Gov. John deJongh Jr. has set aside funds for what the government already owes, and the Senate is meeting as a whole Wednesday to allocate funds, Hodge said.
"We're going to pull through this current financial situation," he said. "We are not going to do rotating outages."
He added, "We are working with the Senate, counting on current revenues and looking at all options."
David Beck characterized the problem as a combination of poor planning and unforeseeable circumstances.
"The hole seems to get deeper and deeper," he said$. "I think there has been a lack of planning and foresight, but who knew oil would go so high?"
Most Caribbean nations have generated energy with oil-burning turbines, Hodge told the Rotarians. He did not comment on the islands that have begun to employ other sources of energy.
"The way we generate electricity is the most inefficient and expensive way to produce power by the nature of the process," Hodge said. The goal for WAPA is to end its dependency on oil, he said.
Hodge also discussed the requests for proposals (RFP) that went out to find a company that will sign a 20-year agreement to sell the territory power at a rate less than WAPA's projected costs of using oil. The RFP went out in December 2007, and there were more than 100 hits from renewable and non-fossil-fuel energy providers. WAPA has narrowed the list of potential providers down to six.

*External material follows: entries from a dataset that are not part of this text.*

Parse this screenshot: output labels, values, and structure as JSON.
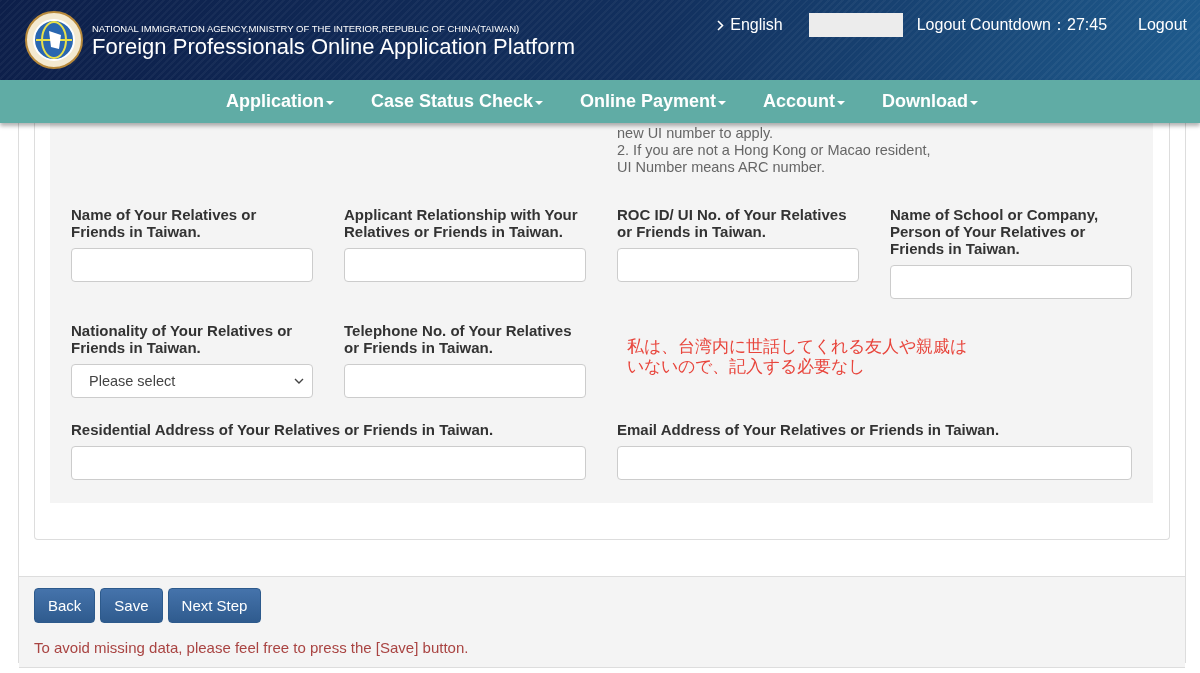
{
  "header": {
    "agency": "NATIONAL IMMIGRATION AGENCY,MINISTRY OF THE INTERIOR,REPUBLIC OF CHINA(TAIWAN)",
    "title": "Foreign Professionals Online Application Platform",
    "language": "English",
    "countdown": "Logout Countdown：27:45",
    "logout": "Logout"
  },
  "nav": [
    {
      "label": "Application"
    },
    {
      "label": "Case Status Check"
    },
    {
      "label": "Online Payment"
    },
    {
      "label": "Account"
    },
    {
      "label": "Download"
    }
  ],
  "notes": [
    "new UI number to apply.",
    "2. If you are not a Hong Kong or Macao resident,",
    "UI Number means ARC number."
  ],
  "fields": [
    {
      "kind": "text",
      "label": "Name of Your Relatives or Friends in Taiwan."
    },
    {
      "kind": "text",
      "label": "Applicant Relationship with Your Relatives or Friends in Taiwan."
    },
    {
      "kind": "text",
      "label": "ROC ID/ UI No. of Your Relatives or Friends in Taiwan."
    },
    {
      "kind": "text",
      "label": "Name of School or Company, Person of Your Relatives or Friends in Taiwan."
    },
    {
      "kind": "select",
      "label": "Nationality of Your Relatives or Friends in Taiwan.",
      "placeholder": "Please select"
    },
    {
      "kind": "text",
      "label": "Telephone No. of Your Relatives or Friends in Taiwan."
    },
    {
      "kind": "annotation",
      "lines": [
        "私は、台湾内に世話してくれる友人や親戚は",
        "いないので、記入する必要なし"
      ]
    },
    {
      "kind": "wide",
      "label": "Residential Address of Your Relatives or Friends in Taiwan."
    },
    {
      "kind": "wide",
      "label": "Email Address of Your Relatives or Friends in Taiwan."
    }
  ],
  "buttons": [
    "Back",
    "Save",
    "Next Step"
  ],
  "footer_note": "To avoid missing data, please feel free to press the [Save] button."
}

Some of those proposals are for waste-to-energy and wind and solar plants, Hodge said. He will travel to Washington, D.C., next week to negotiate with one of the providers.
V.I. residents are paying six times the rates for electricity that many stateside residents pay, according to the V.I. Energy Office. A mainland resident with a $150 electric bill would pay $900 in the territory. Rates in Ohio and Tennessee are only 8 and 7 cents per kilowatt hour, respectively. V.I. residents pay 42 cents per kilowatt hour.